At a time when others are dropping out, Pivot is catching on to modernity by becoming one of the stars of Twitter, with his very early morning witticisms, long as regular as a train timetable, collected in a book, “Tweets are cats “. If he had become very discreet there since his illness, it is on this network that he found his fans to announce the release of his final book, in February 2022: “At the end of my life I feel so deeply this that I owe to the friendship that I praised it…” In 2015, he even went on stage to play “Help! The words ate me.”

Bernard Pivot, here guest on Michel Drucker's Sunday show in 2011, was a fervent supporter of Saint-Étienne.
Bernard Pivot, here guest on Michel Drucker’s Sunday show in 2011, was a fervent supporter of Saint-Étienne.

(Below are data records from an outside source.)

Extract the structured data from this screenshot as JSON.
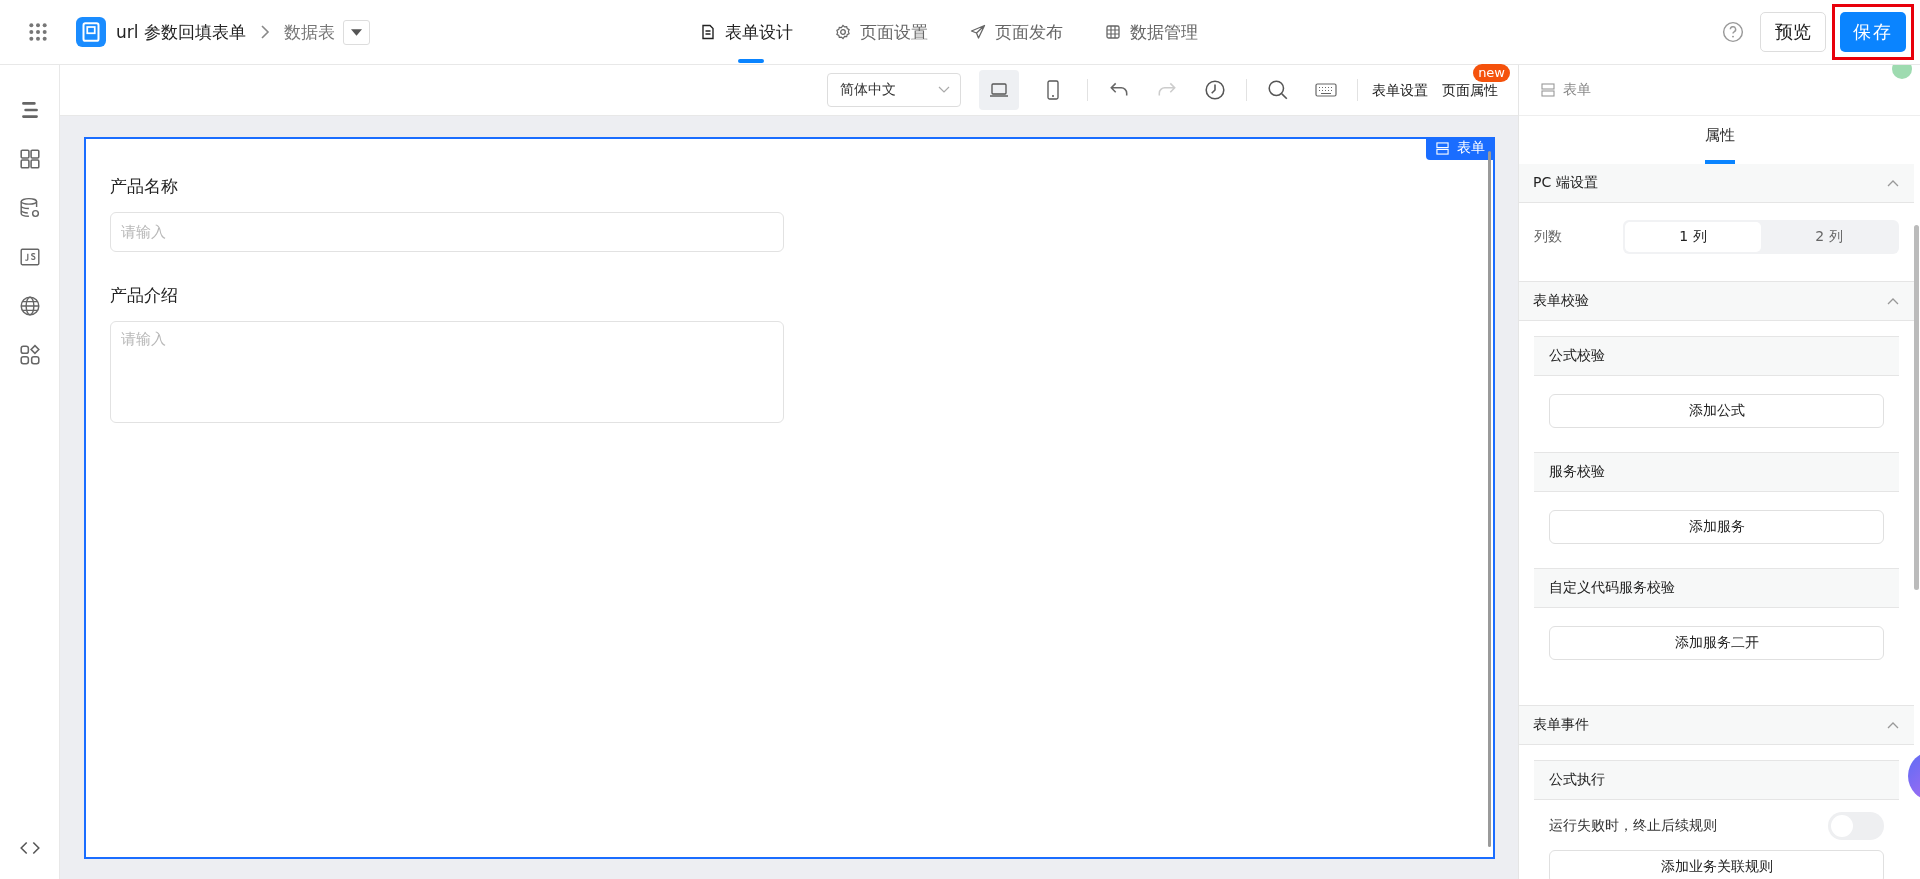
{
  "header": {
    "app_title": "url 参数回填表单",
    "breadcrumb": "数据表",
    "nav_tabs": [
      {
        "label": "表单设计",
        "selected": true
      },
      {
        "label": "页面设置",
        "selected": false
      },
      {
        "label": "页面发布",
        "selected": false
      },
      {
        "label": "数据管理",
        "selected": false
      }
    ],
    "preview_button": "预览",
    "save_button": "保存",
    "save_highlighted": true
  },
  "toolbar": {
    "language": "简体中文",
    "devices": [
      {
        "selected": true
      },
      {
        "selected": false
      }
    ],
    "redo_disabled": true,
    "links": [
      {
        "label": "表单设置"
      },
      {
        "label": "页面属性",
        "badge": "new"
      }
    ]
  },
  "form": {
    "badge": "表单",
    "fields": [
      {
        "kind": "input",
        "label": "产品名称",
        "placeholder": "请输入"
      },
      {
        "kind": "textarea",
        "label": "产品介绍",
        "placeholder": "请输入"
      }
    ]
  },
  "right_panel": {
    "component": "表单",
    "tabs": [
      {
        "label": "属性",
        "selected": true
      }
    ],
    "sections": [
      {
        "title": "PC 端设置",
        "expanded": true,
        "rows": [
          {
            "kind": "segmented",
            "label": "列数",
            "options": [
              {
                "label": "1 列",
                "selected": true
              },
              {
                "label": "2 列",
                "selected": false
              }
            ]
          }
        ]
      },
      {
        "title": "表单校验",
        "expanded": true,
        "rows": [
          {
            "kind": "subheader",
            "label": "公式校验"
          },
          {
            "kind": "button",
            "label": "添加公式"
          },
          {
            "kind": "subheader",
            "label": "服务校验"
          },
          {
            "kind": "button",
            "label": "添加服务"
          },
          {
            "kind": "subheader",
            "label": "自定义代码服务校验"
          },
          {
            "kind": "button",
            "label": "添加服务二开"
          }
        ]
      },
      {
        "title": "表单事件",
        "expanded": true,
        "rows": [
          {
            "kind": "subheader",
            "label": "公式执行"
          },
          {
            "kind": "toggle",
            "label": "运行失败时，终止后续规则",
            "on": false
          },
          {
            "kind": "button",
            "label": "添加业务关联规则"
          }
        ]
      }
    ]
  }
}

He never lost his boyish enthusiasm. In 2018, we met Bernard Pivot during a cruise organized for the media retirement of Jean-Michel Larqué, host on RMC and former captain of the Greens, a club of which the man of letters was a supporter all his life. He agrees to tell us about his passion for Saint-Étienne, when he learns that Rachid Mekhloufi, star of the club in the 1950s, is on board. He disappears like a cat, and goes to sit next to his idol.

Very shy, the president of Goncourt, then aged 83, religiously listened to his 84-year-old elder. Like an interview just for him. His very first show was called “Open the quotes”. How sad it is to close them. To the sound of Rachmaninov’s Piano Concerto No. 1, end credits.